Das Wichtigste in Kürze

  • Die CNS-Anmeldung ist Pflicht für Einwohner, die arbeiten oder registriert sind, und wird automatisch durch den Arbeitgeber über das CCSS, durch die Anmeldung als Selbstständiger oder als Angehöriger (mitversicherter Ehepartner, Partner oder Kind) ausgelöst.
  • Die Erstattung erfolgt zum Konventionstarif für Ärzte, die ihn akzeptieren — und das tun die meisten Allgemeinmediziner.
  • Der Patient zahlt im Voraus und wird per SEPA-Überweisung auf das mit dem Matricule verknüpfte IBAN erstattet.
  • Krankenhäuser rechnen für das konventionelle Regime direkt mit der CNS ab; der Patient zahlt nur die Differenz (Einzelzimmer, Komfortleistungen).
  • Bestimmte Posten haben Obergrenzen (Zahnbehandlung, Optik) oder liegen außerhalb der Deckung (Einzelzimmer, Aufpreis nicht konventionierter Fachärzte, gewisse Eigenbeteiligung an Medikamenten).
  • Grenzgänger sind durch die CNS für den luxemburgischen Anteil über das S1-Formular in Koordination mit dem Wohnsitzland nach EU-Verordnung 883/2004 abgedeckt.

Anmeldung

Die Caisse Nationale de Santé ist die einheitliche Krankenkasse des luxemburgischen Sozialversicherungssystems. Die Anmeldung ist für nahezu jeden Pflicht, der im Land arbeitet, wohnt oder registriert ist, und wird über das Centre Commun de la Sécurité Sociale (CCSS) verwaltet, das als Eingangstor für alle Sozialversicherungszweige fungiert. Die CNS selbst meldet Personen nicht an; das tut das CCSS, und das von ihm ausgestellte Matricule ist der Schlüssel, der eine Person mit der CNS, mit den Pensionsfonds und mit der Pflegeversicherung verbindet.
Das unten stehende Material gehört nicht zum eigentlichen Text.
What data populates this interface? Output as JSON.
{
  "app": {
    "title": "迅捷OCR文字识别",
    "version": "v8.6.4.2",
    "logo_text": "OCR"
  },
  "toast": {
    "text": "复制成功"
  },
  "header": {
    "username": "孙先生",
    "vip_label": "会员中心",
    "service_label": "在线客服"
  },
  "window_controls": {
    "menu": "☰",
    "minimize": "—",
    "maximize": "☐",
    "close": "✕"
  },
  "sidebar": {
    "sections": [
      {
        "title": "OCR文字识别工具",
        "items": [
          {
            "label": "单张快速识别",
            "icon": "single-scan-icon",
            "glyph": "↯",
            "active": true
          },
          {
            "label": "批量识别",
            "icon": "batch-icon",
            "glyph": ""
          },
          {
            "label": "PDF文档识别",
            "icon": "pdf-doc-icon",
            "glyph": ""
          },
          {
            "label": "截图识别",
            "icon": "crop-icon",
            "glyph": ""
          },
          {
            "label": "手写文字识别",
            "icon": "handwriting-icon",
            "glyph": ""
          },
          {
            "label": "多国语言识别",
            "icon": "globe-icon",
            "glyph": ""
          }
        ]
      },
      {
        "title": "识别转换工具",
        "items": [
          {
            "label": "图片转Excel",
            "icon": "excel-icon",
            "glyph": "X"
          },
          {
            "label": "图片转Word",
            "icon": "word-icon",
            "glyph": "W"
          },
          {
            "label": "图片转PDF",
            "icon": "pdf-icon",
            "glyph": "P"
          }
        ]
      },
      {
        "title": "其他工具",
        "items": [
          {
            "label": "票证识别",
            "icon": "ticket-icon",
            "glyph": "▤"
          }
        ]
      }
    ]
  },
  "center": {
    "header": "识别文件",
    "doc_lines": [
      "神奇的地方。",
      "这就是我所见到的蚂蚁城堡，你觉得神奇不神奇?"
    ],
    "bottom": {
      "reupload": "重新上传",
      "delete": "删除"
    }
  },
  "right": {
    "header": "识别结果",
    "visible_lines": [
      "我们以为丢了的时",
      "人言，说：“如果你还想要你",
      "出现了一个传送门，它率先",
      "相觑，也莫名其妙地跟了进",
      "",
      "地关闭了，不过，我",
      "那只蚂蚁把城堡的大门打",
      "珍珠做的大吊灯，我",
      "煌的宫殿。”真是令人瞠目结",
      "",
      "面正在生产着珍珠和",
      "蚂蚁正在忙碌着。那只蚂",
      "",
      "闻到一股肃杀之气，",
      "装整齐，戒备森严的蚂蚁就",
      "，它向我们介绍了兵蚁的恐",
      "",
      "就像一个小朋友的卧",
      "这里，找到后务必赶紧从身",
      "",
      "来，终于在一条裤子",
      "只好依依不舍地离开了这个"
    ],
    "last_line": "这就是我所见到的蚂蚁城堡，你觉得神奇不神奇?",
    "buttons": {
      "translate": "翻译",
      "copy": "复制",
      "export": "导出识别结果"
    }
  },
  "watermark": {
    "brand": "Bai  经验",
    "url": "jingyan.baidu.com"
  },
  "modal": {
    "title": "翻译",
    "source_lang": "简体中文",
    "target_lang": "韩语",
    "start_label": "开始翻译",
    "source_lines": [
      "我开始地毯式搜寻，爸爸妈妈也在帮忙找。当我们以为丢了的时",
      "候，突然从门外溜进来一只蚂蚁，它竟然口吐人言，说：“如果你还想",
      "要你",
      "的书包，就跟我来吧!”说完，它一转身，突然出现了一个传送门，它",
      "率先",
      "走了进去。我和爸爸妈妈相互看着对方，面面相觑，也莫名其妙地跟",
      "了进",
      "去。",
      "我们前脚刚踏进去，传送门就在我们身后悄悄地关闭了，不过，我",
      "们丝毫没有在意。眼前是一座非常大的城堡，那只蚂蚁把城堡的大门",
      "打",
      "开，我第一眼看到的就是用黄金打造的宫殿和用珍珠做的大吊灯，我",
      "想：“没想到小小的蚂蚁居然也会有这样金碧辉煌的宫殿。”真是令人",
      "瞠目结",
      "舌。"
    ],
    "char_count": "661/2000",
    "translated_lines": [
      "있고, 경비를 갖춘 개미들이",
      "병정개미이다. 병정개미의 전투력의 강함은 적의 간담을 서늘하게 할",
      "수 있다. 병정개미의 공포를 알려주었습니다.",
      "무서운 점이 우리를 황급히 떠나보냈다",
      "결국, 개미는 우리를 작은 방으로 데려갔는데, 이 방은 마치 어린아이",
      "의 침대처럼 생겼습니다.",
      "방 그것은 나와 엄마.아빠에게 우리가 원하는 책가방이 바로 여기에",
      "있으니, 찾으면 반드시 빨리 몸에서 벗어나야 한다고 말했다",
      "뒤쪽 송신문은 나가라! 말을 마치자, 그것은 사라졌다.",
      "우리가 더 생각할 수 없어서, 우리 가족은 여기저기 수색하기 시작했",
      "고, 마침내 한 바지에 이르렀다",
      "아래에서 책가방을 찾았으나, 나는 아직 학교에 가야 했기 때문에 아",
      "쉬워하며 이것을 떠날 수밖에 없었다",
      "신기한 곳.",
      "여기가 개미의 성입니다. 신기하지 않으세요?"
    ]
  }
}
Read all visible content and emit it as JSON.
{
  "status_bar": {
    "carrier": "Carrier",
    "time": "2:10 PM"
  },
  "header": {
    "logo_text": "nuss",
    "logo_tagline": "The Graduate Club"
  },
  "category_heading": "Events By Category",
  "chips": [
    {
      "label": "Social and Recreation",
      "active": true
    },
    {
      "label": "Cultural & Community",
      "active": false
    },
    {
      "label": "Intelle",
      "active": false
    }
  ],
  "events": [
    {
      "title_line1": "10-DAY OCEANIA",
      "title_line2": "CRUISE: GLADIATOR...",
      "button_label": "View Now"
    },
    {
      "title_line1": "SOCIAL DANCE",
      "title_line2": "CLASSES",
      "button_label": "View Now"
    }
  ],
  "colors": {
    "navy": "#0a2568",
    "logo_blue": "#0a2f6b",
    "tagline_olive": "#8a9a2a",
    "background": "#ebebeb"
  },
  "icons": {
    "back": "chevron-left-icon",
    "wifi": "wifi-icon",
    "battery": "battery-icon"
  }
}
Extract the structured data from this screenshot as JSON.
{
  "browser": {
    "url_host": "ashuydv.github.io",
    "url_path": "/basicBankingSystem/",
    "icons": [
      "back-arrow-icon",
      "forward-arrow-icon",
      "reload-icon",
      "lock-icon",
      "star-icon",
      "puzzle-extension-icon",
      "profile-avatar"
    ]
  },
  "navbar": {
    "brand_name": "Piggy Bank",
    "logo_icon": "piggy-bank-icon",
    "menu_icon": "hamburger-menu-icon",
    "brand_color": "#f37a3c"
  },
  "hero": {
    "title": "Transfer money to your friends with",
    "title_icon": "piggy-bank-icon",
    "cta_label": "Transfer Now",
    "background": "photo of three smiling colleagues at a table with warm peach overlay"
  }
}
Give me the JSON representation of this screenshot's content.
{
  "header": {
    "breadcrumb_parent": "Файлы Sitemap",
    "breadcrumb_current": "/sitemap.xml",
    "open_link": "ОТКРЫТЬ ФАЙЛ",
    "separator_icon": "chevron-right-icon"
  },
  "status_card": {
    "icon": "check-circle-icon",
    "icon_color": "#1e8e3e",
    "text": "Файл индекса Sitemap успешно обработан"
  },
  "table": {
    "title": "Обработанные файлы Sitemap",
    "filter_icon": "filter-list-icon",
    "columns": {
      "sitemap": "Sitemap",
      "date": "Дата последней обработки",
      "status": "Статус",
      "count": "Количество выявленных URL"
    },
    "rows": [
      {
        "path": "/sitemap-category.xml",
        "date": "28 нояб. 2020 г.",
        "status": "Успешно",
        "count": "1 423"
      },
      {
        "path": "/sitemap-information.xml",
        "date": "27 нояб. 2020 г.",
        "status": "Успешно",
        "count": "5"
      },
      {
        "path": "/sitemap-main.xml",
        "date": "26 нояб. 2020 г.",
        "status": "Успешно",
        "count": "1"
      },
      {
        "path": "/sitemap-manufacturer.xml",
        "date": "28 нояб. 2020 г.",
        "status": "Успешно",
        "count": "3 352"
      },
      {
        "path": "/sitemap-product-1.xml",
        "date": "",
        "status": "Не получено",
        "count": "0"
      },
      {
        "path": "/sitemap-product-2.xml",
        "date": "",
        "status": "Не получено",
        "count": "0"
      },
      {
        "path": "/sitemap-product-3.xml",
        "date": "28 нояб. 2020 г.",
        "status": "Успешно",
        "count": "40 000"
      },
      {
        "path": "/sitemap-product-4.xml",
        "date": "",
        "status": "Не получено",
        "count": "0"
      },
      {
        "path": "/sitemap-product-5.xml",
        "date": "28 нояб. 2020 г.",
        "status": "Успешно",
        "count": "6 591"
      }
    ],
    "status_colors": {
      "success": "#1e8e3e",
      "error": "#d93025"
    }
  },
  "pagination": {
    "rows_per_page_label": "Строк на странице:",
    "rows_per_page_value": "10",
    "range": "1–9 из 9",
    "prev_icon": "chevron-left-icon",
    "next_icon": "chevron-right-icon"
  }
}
Bei Arbeitnehmern wird die Anmeldung durch die Einstellungsmeldung des Arbeitgebers an das CCSS ausgelöst — in der Regel am ersten Tag des Vertrags. Das Matricule social (auch Numéro de sécurité sociale genannt) wird automatisch generiert, und die CNS-Karte kommt innerhalb weniger Wochen per Post. Die Deckung wirkt rückwirkend ab Tag 1, sodass ein Krankenhausbesuch am ersten Arbeitstag abgedeckt ist, auch wenn die Karte noch nicht in Ihren Händen ist. Das CCSS-Bestätigungsschreiben genügt als Nachweis, falls ein Leistungserbringer fragt.

Die Selbstständigen (indépendants) melden sich nach Erhalt der Gewerbeerlaubnis vom Wirtschaftsministerium direkt beim CCSS an. Dasselbe gilt für Geschäftsführer einer Einpersonen-SARL-S oder für Personen, die in freien Berufen über die OAI oder einen regulierten Berufsstand tätig sind.

Ehepartner, eingetragene Partner und Kinder ohne eigene versicherbare Tätigkeit werden als Angehörige (co-affiliés) auf dem Matricule des arbeitenden Familienmitglieds angemeldet. Der Angehörige hat dieselben Rechte wie der Hauptversicherte und wird zu denselben Sätzen erstattet. Ausländische Studierende, die an einer luxemburgischen Einrichtung eingeschrieben sind, sind als Studierende angemeldet — der Studienausweis und der Immatrikulationsnachweis lösen das Verfahren aus, und Angehörige von Studierenden können auf demselben Matricule mitversichert werden.

Die CNS-Karte

Die CNS-Karte ist eine Plastikkarte, die Ihr Matricule, Ihren Namen und Ihr Foto trägt. Funktional ist sie ein Schlüssel zur eSanté-Plattform, die das Abrechnungssystem der Ärzte, das Erstattungssystem der Apotheken und die Aufnahme in den Krankenhäusern verbindet. Über die Plattform identifiziert die CNS-Karte Sie zudem für das Dossier de Soins Partagé (DSP), die nationale Patientenakte, die mit Ihrer Zustimmung Verschreibungen, Laborergebnisse und Entlassungsbriefe enthält.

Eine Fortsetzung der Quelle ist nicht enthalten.